Irwin Kostal (October 1, 1911 – November 23, 1994) was an American musical arranger of films and an orchestrator of Broadway musicals.

Biography

Born in Chicago, Illinois, Kostal attended Harrison Technical High School, but opted not to attend college, instead teaching himself musical arranging by studying the symphonic scores available at his local library. His first professional job was as a staff arranger for Design for Listening, an NBC radio show based in his hometown. Irwin was one of four children born to James and Emma Kostal in a Czech enclave of Chicago. His siblings James, Jerome and Violet all remained in the Chicago area.

After moving to New York City, Kostal was hired for Sid Caesar's popular variety series Your Show of Shows, and followed this with a stint at The Garry Moore Show.

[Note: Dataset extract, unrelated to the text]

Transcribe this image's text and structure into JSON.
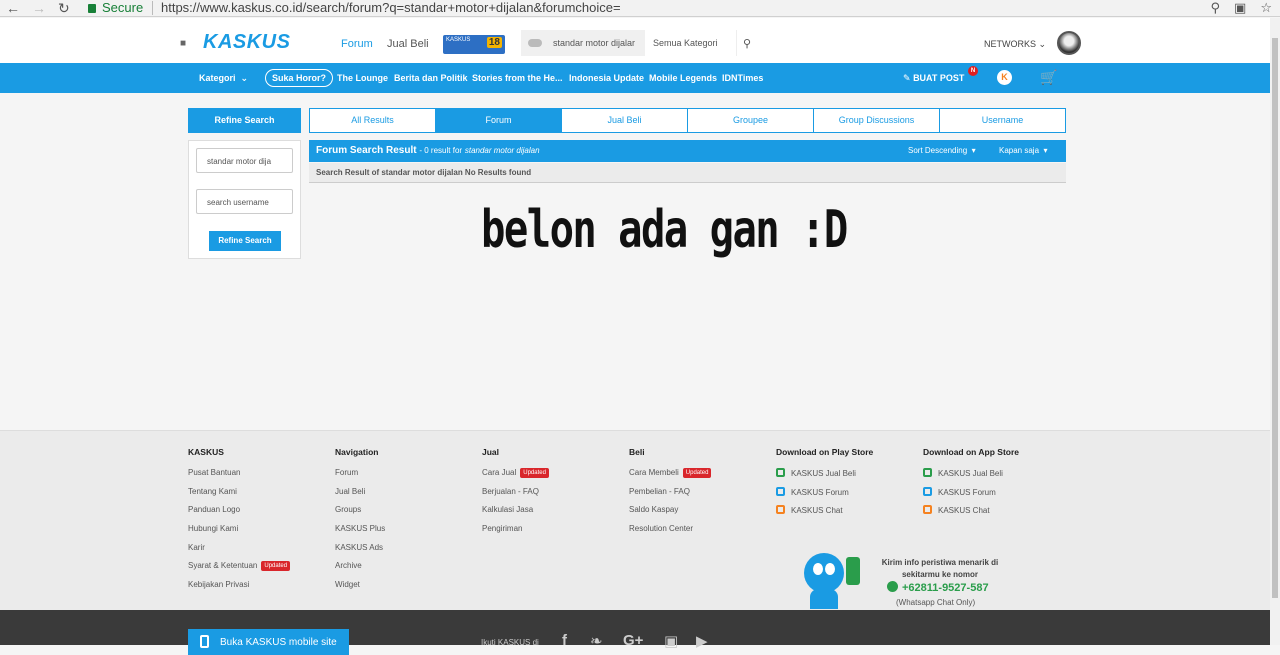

In the latter part of the decade he began working on Broadway, orchestrating for Shinbone Alley, The Music Man, Fiorello!, and West Side Story. His work on the latter resulted in his being hired to score the 1961 screen adaptation with Saul Chaplin, Johnny Green, and Sid Ramin. The quartet won both an Oscar and a Grammy Award for their contributions. Kostal later went on to collaborate with Saul Chaplin for the 1965 film adaptation of the Rodgers & Hammerstein musical The Sound of Music and won an Oscar for Best Music Scoring.

He also conducted the orchestra for several of the Firestone Christmas Albums.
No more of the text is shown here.